Alors que les négociations visant la cessation des hostilités au Moyen-Orient se poursuivent entre l’Iran et les Etats-Unis, les négociateurs de la république islamique tentent d’obtenir le déblocage de quelque 24 milliards de dollars (soit 20,6 milliards d’euros) de fonds gelés à l’étranger. C’est ce qu’a rapporté l’agence de presse iranienne Tasnim, mardi 26 mai, citant une source proche de l’équipe de négociations.
Ces déclarations interviennent alors que l’Iran a dit finaliser un cadre en quatorze points pour un accord visant à mettre durablement fin à la guerre avec les Etats-Unis, déclenchée par une offensive américano-israélienne le 28 février. La question des fonds iraniens gelés figure parmi les principaux sujets de contentieux, l’Iran souhaitant la libération de « la moitié de ces avoirs au moment de l’annonce » du protocole d’accord, selon Tasnim.
Il n’existe pas de chiffre officiel sur le montant total des avoirs bloqués dans des banques à l’étranger en raison des sanctions américaines, mais les médias iraniens l’ont récemment estimé à entre 100 à 123 milliards de dollars (entre 86 et 105 milliards d’euros). Le gouverneur de la Banque centrale iranienne, Abdolnaser Hemmati, s’est rendu lundi 25 mai à Doha, au Qatar, pour discuter du sujet, aux côtés du négociateur en chef Mohammad Bagher Ghalibaf et du ministre des affaires étrangères Abbas Araghchi.
Après les frappes américaines, le ministère des affaires étrangères iranien dénonce « une violation grave du cessez-le-feu »
Dans un communiqué publié mardi 26 mai, le ministère des affaires étrangères iranien a qualifié les frappes américaines survenues dans la nuit de « violation grave du cessez-le-feu ». « Ces actions agressives, survenant parallèlement au processus diplomatique en cours de médiation par le Pakistan, ont une fois de plus révélé la mauvaise foi et la perfidie du gouvernement américain aux yeux de la nation iranienne, des peuples de la région et de la communauté internationale », peut-on lire.

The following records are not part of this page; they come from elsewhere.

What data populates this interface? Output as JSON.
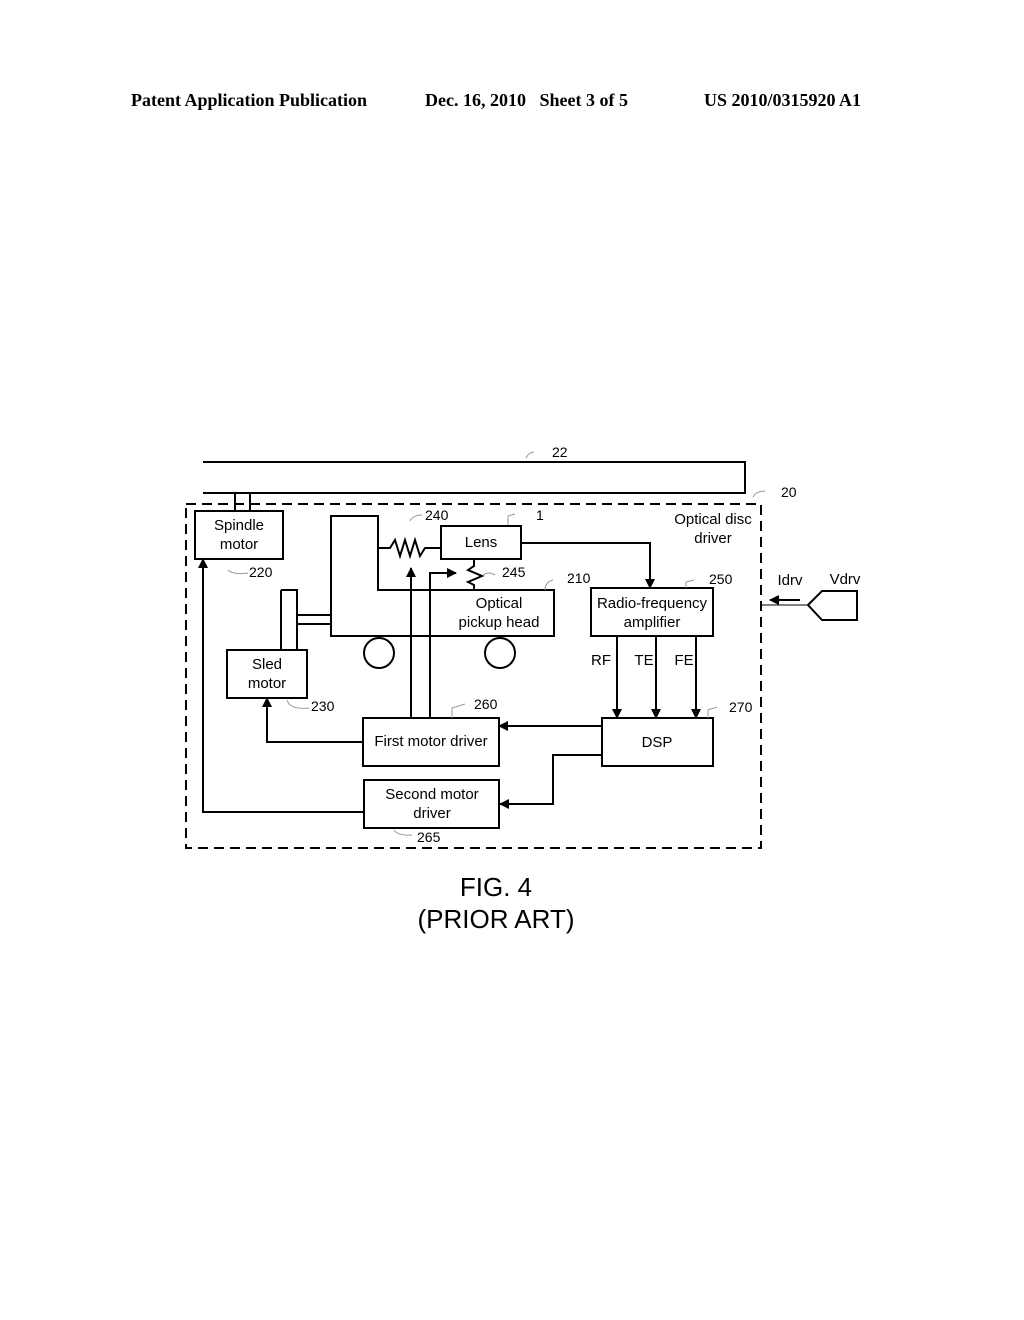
{
  "header": {
    "publication": "Patent Application Publication",
    "date_sheet": "Dec. 16, 2010   Sheet 3 of 5",
    "number": "US 2010/0315920 A1"
  },
  "diagram": {
    "disc_ref": "22",
    "driver_ref": "20",
    "driver_label": [
      "Optical disc",
      "driver"
    ],
    "spindle": {
      "label": [
        "Spindle",
        "motor"
      ],
      "ref": "220"
    },
    "sled": {
      "label": [
        "Sled",
        "motor"
      ],
      "ref": "230"
    },
    "spring_ref": "240",
    "lens": {
      "label": "Lens",
      "ref": "1"
    },
    "spring2_ref": "245",
    "pickup": {
      "label": [
        "Optical",
        "pickup head"
      ],
      "ref": "210"
    },
    "rf_amp": {
      "label": [
        "Radio-frequency",
        "amplifier"
      ],
      "ref": "250"
    },
    "signals": [
      "RF",
      "TE",
      "FE"
    ],
    "dsp": {
      "label": "DSP",
      "ref": "270"
    },
    "first_driver": {
      "label": "First motor driver",
      "ref": "260"
    },
    "second_driver": {
      "label": [
        "Second motor",
        "driver"
      ],
      "ref": "265"
    },
    "idrv": "Idrv",
    "vdrv": "Vdrv"
  },
  "caption": {
    "figure": "FIG. 4",
    "note": "(PRIOR ART)"
  }
}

Le ministère a également dénoncé « des multiples actes de piraterie maritime contre des navires commerciaux iraniens » et « tient le régime américain responsable de toutes les conséquences découlant de ces actes agressifs ». Et de conclure : « La République islamique d’Iran ne laissera aucun acte malveillant sans réponse. »
Ali Bagheri, haut responsable de la sécurité en Iran, en déplacement à Moscou
Proche du feu Guide suprême Ali Khamenei et ancien chef de la diplomatie iranienne, Ali Bagheri a atterri mardi 26 mai à Moscou, en Russie, où il doit participer à une conférence internationale sur la sécurité, ont rapporté les agences de presse IRNA et Tasnim. En sa qualité de vice-secrétaire du Conseil suprême de sécurité nationale, il a été accueilli par l’ambassadeur iranien, Kazem Jalali, et un représentant du ministère des affaires étrangères russe. D’après ces mêmes sources, Ali Bagheri doit lors de ce voyage rencontrer plusieurs responsables politiques et de sécurité russes.